India’s Climate Change Policy: Towards a Better Future

Shyam Saran Tuesday 13th August 2019 16:09 EDT
 
 

As a populous, tropical developing country, India faces a bigger challenge in coping with the consequences of climate change than most other countries. There are both external and domestic dimensions to India’s climate change policy which has been articulated through two key documents. One is the National Action Plan on Climate Change (NAPCC) adopted on June 30, 2008. The other is India’s Intended Nationally Determined Commitments (INDC) submitted to the UN Framework Convention on Climate Change (UNFCCC) in October 2, 2015. The NAPCC has an essentially domestic focus. The INDC is a statement of intent on climate change action announced in the run up to the Paris Climate Change summit held in December the same year.

The NAPCC incorporates India’s vision of ecologically sustainable development and steps to be taken to implement it. It is based on the awareness that climate change action must proceed simultaneously on several intimately inter-related domains, such as energy, industry, agriculture, water, forests, urban spaces and the fragile mountain environment. This need for inter-related policy and coordinated action has been recognized, only several years later, in the adoption by the UN of the 17 Sustainable Development Goal (SDG). The National Missions are on Solar Energy, Enhancing Energy Efficiency, creating a Sustainable Urban Habitat, Conserving Water, Sustaining the fragile Himalayan Eco-system, creating a Green India through expanded forests, making Agriculture Sustainable and creating a Strategic Knowledge Platform for serving all the National Missions. The NAPCC acknowledged that climate change and energy security were two sides of the same coin.

It was India’s hope that the ongoing multilateral negotiations under the UNFCCC would yield an agreed outcome, based on the principle of Common but Differentiated Responsibility and Respective Capabilities(CBDR), which would enable developing countries like India, through international financial support and technology transfer, to accelerate its shift towards a future of renewable and clean energy. While India has made significant progress in implementing several of the national missions, its expectations of a supportive international climate change regime based on equitable burden sharing among nations, has been mostly belied.

Prime Minister Modi has been one of the world leaders who has taken a keen interest in climate change issues. Under his leadership India decided to adopt a more pro-active, ambitious and forward looking approach in the run-up to the Paris Climate summit. This is reflected in the country’s INDC. It links India’s commitment to ecologically sustainable economic development with its age old civilizational values of respecting nature, incorporating a sense of inter-generational equity and common humanity. The targets India has voluntarily committed itself to are unprecedented for a developing country. The energy intensity of India’s growth will decline by 33-35% by 2030 compared to 2005 base year. There is confidence that based on the achievements of the national mission on enhancing energy efficiency, this target will be met.
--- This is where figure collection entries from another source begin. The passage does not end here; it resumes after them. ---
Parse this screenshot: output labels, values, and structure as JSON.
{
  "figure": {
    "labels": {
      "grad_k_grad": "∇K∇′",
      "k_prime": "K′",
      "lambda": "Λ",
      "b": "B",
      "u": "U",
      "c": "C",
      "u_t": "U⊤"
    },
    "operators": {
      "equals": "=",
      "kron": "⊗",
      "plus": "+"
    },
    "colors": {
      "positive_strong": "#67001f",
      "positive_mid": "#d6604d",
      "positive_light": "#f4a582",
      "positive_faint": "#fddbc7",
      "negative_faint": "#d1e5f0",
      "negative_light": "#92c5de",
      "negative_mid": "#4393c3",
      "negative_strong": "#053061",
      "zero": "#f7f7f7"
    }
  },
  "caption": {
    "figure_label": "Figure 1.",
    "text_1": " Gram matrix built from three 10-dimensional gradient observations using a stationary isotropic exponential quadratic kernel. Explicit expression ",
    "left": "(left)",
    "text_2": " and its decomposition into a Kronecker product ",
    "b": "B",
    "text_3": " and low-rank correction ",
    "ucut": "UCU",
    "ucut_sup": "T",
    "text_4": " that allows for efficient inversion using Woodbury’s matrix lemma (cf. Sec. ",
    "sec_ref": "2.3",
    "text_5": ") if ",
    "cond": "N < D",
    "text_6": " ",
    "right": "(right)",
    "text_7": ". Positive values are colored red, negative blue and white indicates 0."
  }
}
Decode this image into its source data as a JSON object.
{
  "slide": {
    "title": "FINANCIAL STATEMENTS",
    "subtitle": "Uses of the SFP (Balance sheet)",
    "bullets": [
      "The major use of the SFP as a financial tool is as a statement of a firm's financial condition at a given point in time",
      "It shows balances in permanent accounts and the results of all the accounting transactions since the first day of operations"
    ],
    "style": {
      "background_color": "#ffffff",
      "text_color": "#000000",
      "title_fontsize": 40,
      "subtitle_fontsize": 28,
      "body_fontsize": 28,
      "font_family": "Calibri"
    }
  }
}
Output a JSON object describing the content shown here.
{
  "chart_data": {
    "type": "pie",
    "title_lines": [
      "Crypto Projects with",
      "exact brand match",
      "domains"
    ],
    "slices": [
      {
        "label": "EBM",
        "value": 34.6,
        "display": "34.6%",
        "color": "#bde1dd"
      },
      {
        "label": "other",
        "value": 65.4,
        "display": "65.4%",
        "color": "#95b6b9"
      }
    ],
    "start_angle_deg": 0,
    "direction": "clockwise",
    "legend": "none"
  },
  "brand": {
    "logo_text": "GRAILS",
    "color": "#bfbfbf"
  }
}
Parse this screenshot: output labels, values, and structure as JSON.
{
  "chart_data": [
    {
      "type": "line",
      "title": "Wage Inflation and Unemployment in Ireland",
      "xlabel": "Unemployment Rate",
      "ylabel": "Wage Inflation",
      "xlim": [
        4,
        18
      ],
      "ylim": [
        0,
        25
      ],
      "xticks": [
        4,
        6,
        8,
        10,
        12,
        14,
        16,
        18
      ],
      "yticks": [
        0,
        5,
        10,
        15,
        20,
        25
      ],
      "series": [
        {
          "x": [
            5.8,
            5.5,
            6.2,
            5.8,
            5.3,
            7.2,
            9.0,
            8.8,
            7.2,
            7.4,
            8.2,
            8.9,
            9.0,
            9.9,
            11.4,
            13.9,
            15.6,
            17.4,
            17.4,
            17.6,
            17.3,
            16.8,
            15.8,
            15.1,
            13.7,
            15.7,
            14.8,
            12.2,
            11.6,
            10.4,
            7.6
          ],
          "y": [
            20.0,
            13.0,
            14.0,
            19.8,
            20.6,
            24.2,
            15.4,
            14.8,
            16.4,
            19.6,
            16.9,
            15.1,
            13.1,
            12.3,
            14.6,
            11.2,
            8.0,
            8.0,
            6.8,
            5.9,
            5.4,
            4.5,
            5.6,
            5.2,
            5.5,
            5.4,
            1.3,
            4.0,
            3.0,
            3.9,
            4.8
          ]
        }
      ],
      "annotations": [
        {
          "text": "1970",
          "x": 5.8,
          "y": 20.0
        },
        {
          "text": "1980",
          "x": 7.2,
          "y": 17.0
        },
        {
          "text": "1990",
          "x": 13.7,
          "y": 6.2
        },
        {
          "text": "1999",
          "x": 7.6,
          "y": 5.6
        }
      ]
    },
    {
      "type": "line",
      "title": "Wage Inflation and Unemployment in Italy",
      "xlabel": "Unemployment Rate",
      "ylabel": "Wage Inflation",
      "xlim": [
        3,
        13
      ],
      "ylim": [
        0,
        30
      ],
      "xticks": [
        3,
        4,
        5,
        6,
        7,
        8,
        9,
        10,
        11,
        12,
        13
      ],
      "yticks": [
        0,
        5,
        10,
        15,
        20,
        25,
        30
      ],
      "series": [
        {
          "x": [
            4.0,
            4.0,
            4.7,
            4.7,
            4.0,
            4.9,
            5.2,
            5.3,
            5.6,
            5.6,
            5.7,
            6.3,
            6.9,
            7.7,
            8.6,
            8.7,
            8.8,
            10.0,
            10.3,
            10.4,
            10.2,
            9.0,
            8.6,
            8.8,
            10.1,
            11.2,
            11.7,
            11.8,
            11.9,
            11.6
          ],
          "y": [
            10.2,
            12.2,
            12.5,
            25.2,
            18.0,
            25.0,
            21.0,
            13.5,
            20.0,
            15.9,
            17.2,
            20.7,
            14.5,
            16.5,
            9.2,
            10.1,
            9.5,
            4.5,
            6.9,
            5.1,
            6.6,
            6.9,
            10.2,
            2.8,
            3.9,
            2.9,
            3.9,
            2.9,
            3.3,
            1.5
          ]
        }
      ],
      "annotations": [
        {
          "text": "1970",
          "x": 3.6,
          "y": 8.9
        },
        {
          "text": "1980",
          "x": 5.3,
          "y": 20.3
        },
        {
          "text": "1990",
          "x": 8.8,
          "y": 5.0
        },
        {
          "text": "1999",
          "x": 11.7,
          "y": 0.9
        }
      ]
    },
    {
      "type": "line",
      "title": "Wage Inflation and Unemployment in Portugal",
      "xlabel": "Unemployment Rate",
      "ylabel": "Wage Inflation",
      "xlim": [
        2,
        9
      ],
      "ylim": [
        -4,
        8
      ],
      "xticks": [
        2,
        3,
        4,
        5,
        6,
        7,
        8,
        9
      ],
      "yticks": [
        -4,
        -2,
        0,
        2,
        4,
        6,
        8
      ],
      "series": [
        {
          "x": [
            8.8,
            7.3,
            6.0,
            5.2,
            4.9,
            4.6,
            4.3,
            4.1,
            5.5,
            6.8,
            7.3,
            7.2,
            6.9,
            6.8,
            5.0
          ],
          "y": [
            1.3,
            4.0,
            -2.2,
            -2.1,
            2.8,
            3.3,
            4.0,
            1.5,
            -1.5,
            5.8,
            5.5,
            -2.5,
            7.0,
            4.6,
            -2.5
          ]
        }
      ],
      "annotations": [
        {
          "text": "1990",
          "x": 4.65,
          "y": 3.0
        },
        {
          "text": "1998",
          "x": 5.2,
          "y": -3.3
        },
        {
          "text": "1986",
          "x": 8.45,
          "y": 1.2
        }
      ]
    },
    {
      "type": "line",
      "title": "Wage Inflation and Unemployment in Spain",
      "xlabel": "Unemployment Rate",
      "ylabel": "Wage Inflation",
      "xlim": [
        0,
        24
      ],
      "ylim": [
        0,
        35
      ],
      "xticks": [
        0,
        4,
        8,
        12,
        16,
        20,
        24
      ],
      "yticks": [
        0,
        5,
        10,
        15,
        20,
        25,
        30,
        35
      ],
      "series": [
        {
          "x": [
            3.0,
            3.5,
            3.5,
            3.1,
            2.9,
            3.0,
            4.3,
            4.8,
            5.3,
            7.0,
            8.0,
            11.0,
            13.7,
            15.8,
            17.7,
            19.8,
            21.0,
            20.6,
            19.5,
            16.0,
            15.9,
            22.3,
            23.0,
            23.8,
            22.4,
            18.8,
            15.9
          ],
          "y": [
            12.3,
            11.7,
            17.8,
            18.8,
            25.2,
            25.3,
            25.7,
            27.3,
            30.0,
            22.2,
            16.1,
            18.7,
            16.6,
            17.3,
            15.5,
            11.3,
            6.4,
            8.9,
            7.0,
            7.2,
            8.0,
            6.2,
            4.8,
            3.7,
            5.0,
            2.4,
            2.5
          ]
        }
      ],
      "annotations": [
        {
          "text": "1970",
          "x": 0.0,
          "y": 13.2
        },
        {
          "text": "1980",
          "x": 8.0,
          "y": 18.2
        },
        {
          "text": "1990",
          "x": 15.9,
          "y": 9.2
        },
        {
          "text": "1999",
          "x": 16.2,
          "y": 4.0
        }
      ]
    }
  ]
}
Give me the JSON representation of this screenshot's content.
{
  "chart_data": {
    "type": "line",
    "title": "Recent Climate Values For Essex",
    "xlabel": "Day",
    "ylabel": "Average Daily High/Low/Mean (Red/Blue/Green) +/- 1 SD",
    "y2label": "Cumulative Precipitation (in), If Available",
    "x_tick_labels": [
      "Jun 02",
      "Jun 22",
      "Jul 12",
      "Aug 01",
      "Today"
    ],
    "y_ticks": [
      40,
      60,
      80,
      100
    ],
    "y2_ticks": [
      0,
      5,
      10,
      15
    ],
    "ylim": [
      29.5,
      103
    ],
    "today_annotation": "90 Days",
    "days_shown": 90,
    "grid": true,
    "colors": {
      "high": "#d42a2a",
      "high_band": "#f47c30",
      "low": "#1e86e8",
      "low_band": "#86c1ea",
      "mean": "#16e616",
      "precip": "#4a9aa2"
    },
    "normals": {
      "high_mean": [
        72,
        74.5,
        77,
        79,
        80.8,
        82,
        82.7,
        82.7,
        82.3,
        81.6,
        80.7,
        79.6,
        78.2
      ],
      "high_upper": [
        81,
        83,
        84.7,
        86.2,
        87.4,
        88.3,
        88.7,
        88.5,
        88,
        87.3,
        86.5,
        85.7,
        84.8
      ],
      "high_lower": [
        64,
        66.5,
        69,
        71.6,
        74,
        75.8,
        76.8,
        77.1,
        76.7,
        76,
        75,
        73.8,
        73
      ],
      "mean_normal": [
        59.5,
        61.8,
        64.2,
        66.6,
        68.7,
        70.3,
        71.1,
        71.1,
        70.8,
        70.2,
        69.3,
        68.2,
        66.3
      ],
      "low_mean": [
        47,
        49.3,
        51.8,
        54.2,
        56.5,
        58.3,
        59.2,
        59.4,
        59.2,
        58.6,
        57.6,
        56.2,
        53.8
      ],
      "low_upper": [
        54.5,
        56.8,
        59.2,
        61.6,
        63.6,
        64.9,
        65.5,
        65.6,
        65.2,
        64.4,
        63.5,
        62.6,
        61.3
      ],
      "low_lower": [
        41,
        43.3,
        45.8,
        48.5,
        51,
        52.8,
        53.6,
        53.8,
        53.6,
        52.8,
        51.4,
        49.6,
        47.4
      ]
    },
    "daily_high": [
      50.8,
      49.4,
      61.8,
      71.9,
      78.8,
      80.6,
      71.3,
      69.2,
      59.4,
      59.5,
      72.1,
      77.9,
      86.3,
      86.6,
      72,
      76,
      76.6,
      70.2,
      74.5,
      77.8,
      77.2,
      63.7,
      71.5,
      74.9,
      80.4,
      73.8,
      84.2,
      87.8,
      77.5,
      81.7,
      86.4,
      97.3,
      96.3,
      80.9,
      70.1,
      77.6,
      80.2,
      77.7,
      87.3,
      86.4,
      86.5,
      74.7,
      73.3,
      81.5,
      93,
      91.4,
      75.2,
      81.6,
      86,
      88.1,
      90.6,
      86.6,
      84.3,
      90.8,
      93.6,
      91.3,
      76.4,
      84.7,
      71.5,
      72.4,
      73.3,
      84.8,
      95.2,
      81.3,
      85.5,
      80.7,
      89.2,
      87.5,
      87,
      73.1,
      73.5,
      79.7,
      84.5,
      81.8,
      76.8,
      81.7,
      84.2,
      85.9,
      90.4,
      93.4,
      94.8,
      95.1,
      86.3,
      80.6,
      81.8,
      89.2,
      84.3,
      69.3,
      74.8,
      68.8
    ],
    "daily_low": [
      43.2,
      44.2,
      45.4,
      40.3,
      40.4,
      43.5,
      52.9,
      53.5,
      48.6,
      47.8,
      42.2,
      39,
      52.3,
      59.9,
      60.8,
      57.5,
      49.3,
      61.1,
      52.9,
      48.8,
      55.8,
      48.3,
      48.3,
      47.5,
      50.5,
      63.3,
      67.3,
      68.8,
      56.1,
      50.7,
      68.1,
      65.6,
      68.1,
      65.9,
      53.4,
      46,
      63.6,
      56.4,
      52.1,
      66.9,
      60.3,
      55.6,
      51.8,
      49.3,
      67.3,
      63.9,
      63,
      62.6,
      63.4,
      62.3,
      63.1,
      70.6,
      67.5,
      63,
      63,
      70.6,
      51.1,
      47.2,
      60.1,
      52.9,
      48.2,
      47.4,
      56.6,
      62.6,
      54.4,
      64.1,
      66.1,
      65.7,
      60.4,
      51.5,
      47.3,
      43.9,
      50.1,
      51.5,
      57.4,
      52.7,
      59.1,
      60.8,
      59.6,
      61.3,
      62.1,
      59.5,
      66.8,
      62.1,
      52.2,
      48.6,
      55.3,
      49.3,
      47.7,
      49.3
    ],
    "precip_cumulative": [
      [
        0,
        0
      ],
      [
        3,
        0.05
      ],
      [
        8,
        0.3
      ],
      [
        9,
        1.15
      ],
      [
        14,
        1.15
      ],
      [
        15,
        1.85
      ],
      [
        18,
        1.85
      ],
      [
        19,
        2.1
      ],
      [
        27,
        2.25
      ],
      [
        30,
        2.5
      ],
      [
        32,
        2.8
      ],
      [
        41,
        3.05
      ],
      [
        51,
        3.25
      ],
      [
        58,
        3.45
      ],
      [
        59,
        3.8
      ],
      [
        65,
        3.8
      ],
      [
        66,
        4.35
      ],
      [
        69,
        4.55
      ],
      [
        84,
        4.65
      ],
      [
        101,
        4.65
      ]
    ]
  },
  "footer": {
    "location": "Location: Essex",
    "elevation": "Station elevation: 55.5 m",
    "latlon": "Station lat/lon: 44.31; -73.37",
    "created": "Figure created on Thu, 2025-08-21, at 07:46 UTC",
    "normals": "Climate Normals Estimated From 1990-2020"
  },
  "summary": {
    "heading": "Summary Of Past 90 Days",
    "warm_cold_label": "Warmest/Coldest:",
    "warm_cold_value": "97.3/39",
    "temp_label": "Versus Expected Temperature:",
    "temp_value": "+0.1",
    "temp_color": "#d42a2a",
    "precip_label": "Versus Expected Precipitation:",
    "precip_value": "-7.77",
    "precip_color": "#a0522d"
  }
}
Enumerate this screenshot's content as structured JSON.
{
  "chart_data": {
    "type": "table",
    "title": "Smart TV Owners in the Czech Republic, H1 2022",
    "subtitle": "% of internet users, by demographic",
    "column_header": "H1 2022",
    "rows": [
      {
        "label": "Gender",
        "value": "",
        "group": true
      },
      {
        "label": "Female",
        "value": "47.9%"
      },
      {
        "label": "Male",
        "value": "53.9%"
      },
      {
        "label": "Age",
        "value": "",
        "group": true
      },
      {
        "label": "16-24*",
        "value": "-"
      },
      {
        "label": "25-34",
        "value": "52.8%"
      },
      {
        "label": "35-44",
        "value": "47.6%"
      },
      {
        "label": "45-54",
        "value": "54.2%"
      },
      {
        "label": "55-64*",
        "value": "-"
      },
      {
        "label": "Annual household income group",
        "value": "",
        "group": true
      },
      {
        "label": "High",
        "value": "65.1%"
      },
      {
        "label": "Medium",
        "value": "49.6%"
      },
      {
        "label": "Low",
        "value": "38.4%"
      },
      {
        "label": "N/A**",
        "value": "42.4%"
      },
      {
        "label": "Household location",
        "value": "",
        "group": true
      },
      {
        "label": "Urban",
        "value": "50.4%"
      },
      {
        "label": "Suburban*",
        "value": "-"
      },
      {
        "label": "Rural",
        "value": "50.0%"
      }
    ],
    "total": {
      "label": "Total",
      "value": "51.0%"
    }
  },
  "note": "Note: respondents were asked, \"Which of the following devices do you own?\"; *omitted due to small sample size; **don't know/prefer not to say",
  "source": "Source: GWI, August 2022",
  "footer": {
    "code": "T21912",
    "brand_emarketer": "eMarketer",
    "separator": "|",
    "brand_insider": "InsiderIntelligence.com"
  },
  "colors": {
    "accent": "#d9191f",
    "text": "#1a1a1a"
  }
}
The INDC has set a target of 175 GW of renewable energy by the year 2030 on the strength of the outstanding success of the National Solar Mission. It is reported that this capacity may well be achieved 10 years in advance. The government may raise India’s target to 227 GW for 2030. The target of achieving 40% of power from renewable sources by 2030 is likely to be achieved several years in advance. The figure is already 21% as of date. India is also committed to not building any new thermal plants which are not of the most efficient ultra-supercritical category.

India played a major role in assuring the success of the Paris Climate summit and Prime Minister Modi’s personal intervention in the adoption of the landmark Paris Agreement was acknowledged by several world leaders. His initiative on the setting up an International Solar Alliance for promoting solar power worldwide was welcomed. 32 states of the Indian Union have formulated and begun implementing their own State Action Plans on Climate Change (SAPCC). There is also an active and vibrant civic society which is promoting citizens’ awareness of the threat of climate change and what each of us can do as individuals to meet this threat. It is hoped that India’s leadership in dealing with its own challenges of climate change and energy security will act as a spur to other countries to raise their own contributions to meeting this global and existential challenge.